Petitioners argued that section 149(1)(c) cannot be applied retrospectively to reopen concluded assessments. Any assessment already barred by limitation as of 01.07.2012 (date of insertion of clause (c)) cannot be reopened. The right to finality in tax proceedings is a substantive right; thus, reopening after limitation violates this principle.
Petitioner Relied on precedents: K.M. Sharma v. ITO, S.S. Gadgil v. Lal & Co., and Brahm Datt v. ACIT, which affirm the prospective operation of such amendments unless expressly made retrospective.

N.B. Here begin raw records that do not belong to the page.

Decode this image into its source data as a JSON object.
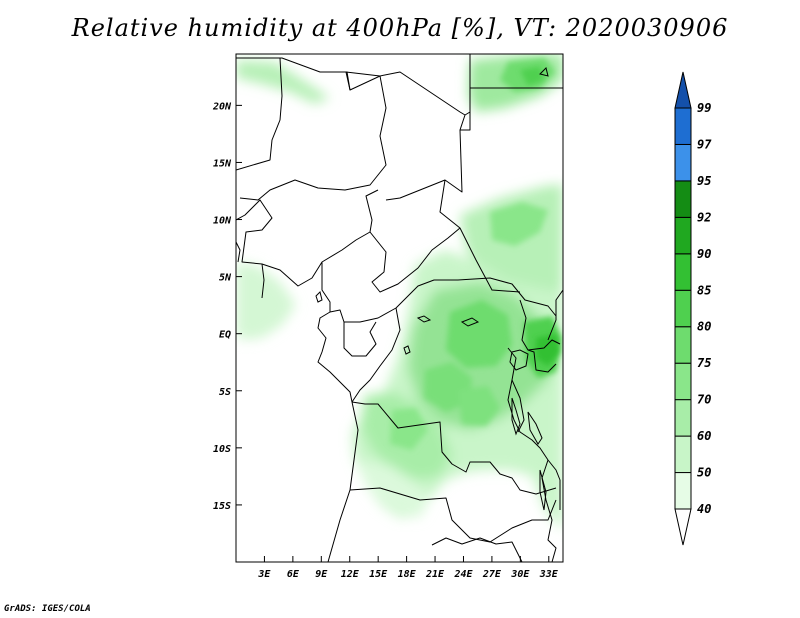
{
  "title": "Relative humidity at 400hPa [%], VT: 2020030906",
  "credit": "GrADS: IGES/COLA",
  "map": {
    "lon_range": [
      0,
      34.5
    ],
    "lat_range": [
      -20,
      24.5
    ],
    "x_ticks": [
      {
        "lon": 3,
        "label": "3E"
      },
      {
        "lon": 6,
        "label": "6E"
      },
      {
        "lon": 9,
        "label": "9E"
      },
      {
        "lon": 12,
        "label": "12E"
      },
      {
        "lon": 15,
        "label": "15E"
      },
      {
        "lon": 18,
        "label": "18E"
      },
      {
        "lon": 21,
        "label": "21E"
      },
      {
        "lon": 24,
        "label": "24E"
      },
      {
        "lon": 27,
        "label": "27E"
      },
      {
        "lon": 30,
        "label": "30E"
      },
      {
        "lon": 33,
        "label": "33E"
      }
    ],
    "y_ticks": [
      {
        "lat": 20,
        "label": "20N"
      },
      {
        "lat": 15,
        "label": "15N"
      },
      {
        "lat": 10,
        "label": "10N"
      },
      {
        "lat": 5,
        "label": "5N"
      },
      {
        "lat": 0,
        "label": "EQ"
      },
      {
        "lat": -5,
        "label": "5S"
      },
      {
        "lat": -10,
        "label": "10S"
      },
      {
        "lat": -15,
        "label": "15S"
      }
    ]
  },
  "colorbar": {
    "levels": [
      "40",
      "50",
      "60",
      "70",
      "75",
      "80",
      "85",
      "90",
      "92",
      "95",
      "97",
      "99"
    ],
    "colors": [
      "#ffffff",
      "#e6fce6",
      "#c8f5c8",
      "#a8eda8",
      "#8ae68a",
      "#6edc6e",
      "#4fd04f",
      "#33c033",
      "#20a820",
      "#148c14",
      "#3c91ea",
      "#1e6ed2",
      "#1450aa"
    ]
  }
}
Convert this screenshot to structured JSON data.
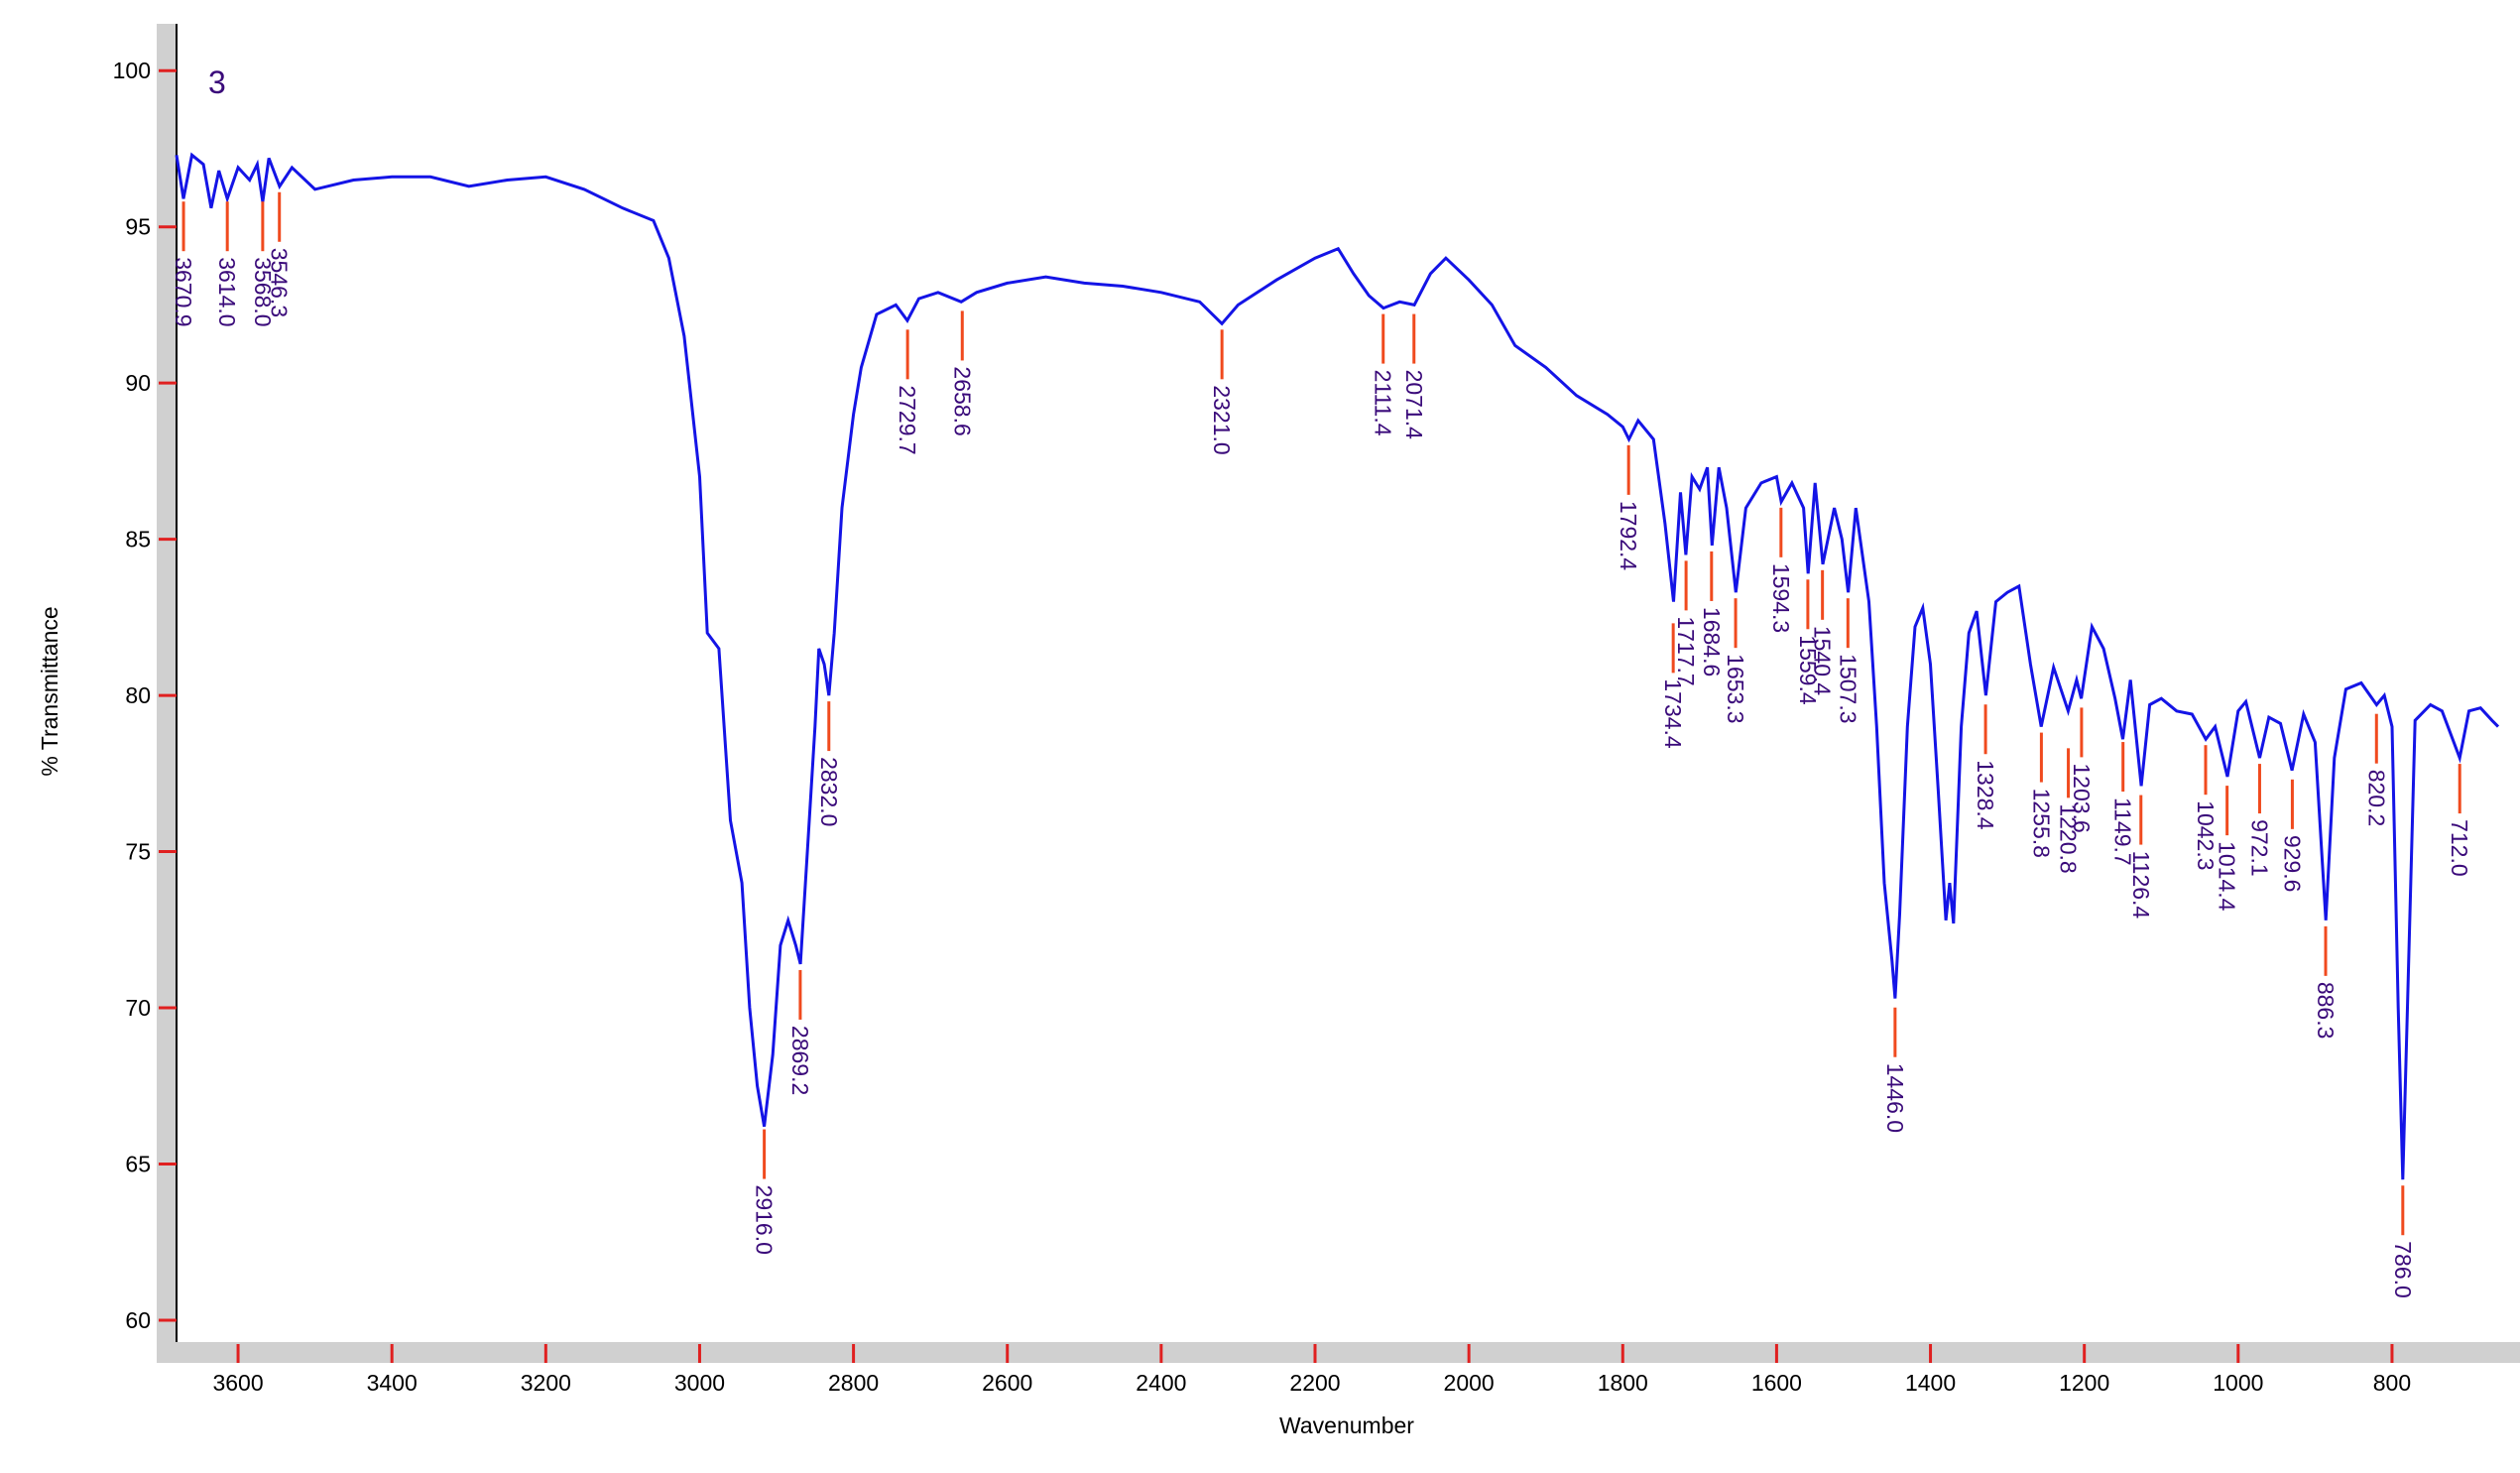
{
  "chart_data": {
    "type": "line",
    "title": "3",
    "xlabel": "Wavenumber",
    "ylabel": "% Transmittance",
    "xlim": [
      3680,
      662
    ],
    "ylim": [
      59.3,
      101.5
    ],
    "xticks": [
      3600,
      3400,
      3200,
      3000,
      2800,
      2600,
      2400,
      2200,
      2000,
      1800,
      1600,
      1400,
      1200,
      1000,
      800
    ],
    "yticks": [
      60,
      65,
      70,
      75,
      80,
      85,
      90,
      95,
      100
    ],
    "series": [
      {
        "name": "3",
        "color": "#1414e6",
        "x": [
          3680,
          3671,
          3660,
          3645,
          3635,
          3625,
          3614,
          3600,
          3585,
          3575,
          3568,
          3560,
          3546,
          3530,
          3500,
          3450,
          3400,
          3350,
          3300,
          3250,
          3200,
          3150,
          3100,
          3060,
          3040,
          3020,
          3000,
          2990,
          2975,
          2960,
          2945,
          2935,
          2925,
          2916,
          2905,
          2895,
          2885,
          2875,
          2869,
          2860,
          2850,
          2845,
          2838,
          2832,
          2825,
          2815,
          2800,
          2790,
          2770,
          2745,
          2730,
          2715,
          2690,
          2660,
          2640,
          2600,
          2550,
          2500,
          2450,
          2400,
          2350,
          2321,
          2300,
          2250,
          2200,
          2170,
          2150,
          2130,
          2111,
          2090,
          2071,
          2050,
          2030,
          2000,
          1970,
          1940,
          1900,
          1860,
          1820,
          1800,
          1792,
          1780,
          1760,
          1745,
          1734,
          1725,
          1718,
          1710,
          1700,
          1690,
          1684,
          1675,
          1665,
          1653,
          1640,
          1620,
          1600,
          1594,
          1580,
          1565,
          1559,
          1550,
          1540,
          1525,
          1515,
          1507,
          1497,
          1480,
          1470,
          1460,
          1450,
          1446,
          1440,
          1430,
          1420,
          1410,
          1400,
          1390,
          1380,
          1375,
          1370,
          1360,
          1350,
          1340,
          1328,
          1315,
          1300,
          1285,
          1270,
          1256,
          1240,
          1221,
          1210,
          1204,
          1190,
          1175,
          1160,
          1150,
          1140,
          1126,
          1115,
          1100,
          1080,
          1060,
          1042,
          1030,
          1014,
          1000,
          990,
          972,
          960,
          945,
          930,
          915,
          900,
          886,
          875,
          860,
          840,
          820,
          810,
          800,
          792,
          786,
          780,
          770,
          750,
          735,
          712,
          700,
          685,
          670,
          662
        ],
        "values": [
          97.3,
          95.9,
          97.3,
          97.0,
          95.6,
          96.8,
          95.9,
          96.9,
          96.5,
          97.0,
          95.8,
          97.2,
          96.3,
          96.9,
          96.2,
          96.5,
          96.6,
          96.6,
          96.3,
          96.5,
          96.6,
          96.2,
          95.6,
          95.2,
          94.0,
          91.5,
          87.0,
          82.0,
          81.5,
          76.0,
          74.0,
          70.0,
          67.5,
          66.2,
          68.5,
          72.0,
          72.8,
          72.0,
          71.4,
          75.0,
          79.0,
          81.5,
          81.0,
          80.0,
          82.0,
          86.0,
          89.0,
          90.5,
          92.2,
          92.5,
          92.0,
          92.7,
          92.9,
          92.6,
          92.9,
          93.2,
          93.4,
          93.2,
          93.1,
          92.9,
          92.6,
          91.9,
          92.5,
          93.3,
          94.0,
          94.3,
          93.5,
          92.8,
          92.4,
          92.6,
          92.5,
          93.5,
          94.0,
          93.3,
          92.5,
          91.2,
          90.5,
          89.6,
          89.0,
          88.6,
          88.2,
          88.8,
          88.2,
          85.5,
          83.0,
          86.5,
          84.5,
          87.0,
          86.6,
          87.3,
          84.8,
          87.3,
          86.0,
          83.3,
          86.0,
          86.8,
          87.0,
          86.2,
          86.8,
          86.0,
          83.9,
          86.8,
          84.2,
          86.0,
          85.0,
          83.3,
          86.0,
          83.0,
          79.0,
          74.0,
          71.5,
          70.3,
          73.0,
          79.0,
          82.2,
          82.8,
          81.0,
          77.0,
          72.8,
          74.0,
          72.7,
          79.0,
          82.0,
          82.7,
          80.0,
          83.0,
          83.3,
          83.5,
          81.0,
          79.0,
          80.9,
          79.5,
          80.5,
          79.9,
          82.2,
          81.5,
          79.9,
          78.6,
          80.5,
          77.1,
          79.7,
          79.9,
          79.5,
          79.4,
          78.6,
          79.0,
          77.4,
          79.5,
          79.8,
          78.0,
          79.3,
          79.1,
          77.6,
          79.4,
          78.5,
          72.8,
          78.0,
          80.2,
          80.4,
          79.7,
          80.0,
          79.0,
          70.0,
          64.5,
          70.0,
          79.2,
          79.7,
          79.5,
          78.0,
          79.5,
          79.6,
          79.2,
          79.0
        ]
      }
    ],
    "peaks": {
      "color": "#f04a1e",
      "x": [
        3670.9,
        3614.0,
        3568.0,
        3546.3,
        2916.0,
        2869.2,
        2832.0,
        2729.7,
        2658.6,
        2321.0,
        2111.4,
        2071.4,
        1792.4,
        1734.4,
        1717.7,
        1684.6,
        1653.3,
        1594.3,
        1559.4,
        1540.4,
        1507.3,
        1446.0,
        1328.4,
        1255.8,
        1220.8,
        1203.6,
        1149.7,
        1126.4,
        1042.3,
        1014.4,
        972.1,
        929.6,
        886.3,
        820.2,
        786.0,
        712.0
      ],
      "x_labels": [
        "3670.9",
        "3614.0",
        "3568.0",
        "3546.3",
        "2916.0",
        "2869.2",
        "2832.0",
        "2729.7",
        "2658.6",
        "2321.0",
        "2111.4",
        "2071.4",
        "1792.4",
        "1734.4",
        "1717.7",
        "1684.6",
        "1653.3",
        "1594.3",
        "1559.4",
        "1540.4",
        "1507.3",
        "1446.0",
        "1328.4",
        "1255.8",
        "1220.8",
        "1203.6",
        "1149.7",
        "1126.4",
        "1042.3",
        "1014.4",
        "972.1",
        "929.6",
        "886.3",
        "820.2",
        "786.0",
        "712.0"
      ],
      "values": [
        96.0,
        96.0,
        96.0,
        96.3,
        66.3,
        71.4,
        80.0,
        91.9,
        92.5,
        91.9,
        92.4,
        92.4,
        88.2,
        82.5,
        84.5,
        84.8,
        83.3,
        86.2,
        83.9,
        84.2,
        83.3,
        70.2,
        79.9,
        79.0,
        78.5,
        79.8,
        78.7,
        77.0,
        78.6,
        77.3,
        78.0,
        77.5,
        72.8,
        79.6,
        64.5,
        78.0
      ]
    }
  }
}
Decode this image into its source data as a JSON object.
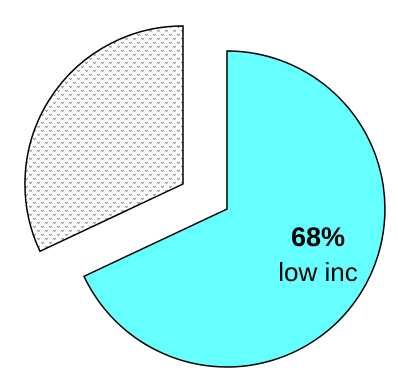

As noted above, the decision in Brahm Datt v. Assistant Commissioner of Income-Tax & Others has neither construed the import of the Explanation added to Section 149 of the Act nor the import of Explanation 4 added to Section 147 of the Act as were in force at the material time. The decision in Additional Commissioner (Legal) & Anr. v. Jyoti Traders & Anr. is also instructive. Additionally, the notes to clauses to the Finance Bill, 2012, which we find are material to construing the legislative intent behind the amendments to Sections 147 and 149 of the Act, were not brought to the notice of this Court in Brahm Datt v. Assistant Commissioner of Income-Tax & Others. Thus, the view expressed in the said decision may require consideration by a larger bench of this court.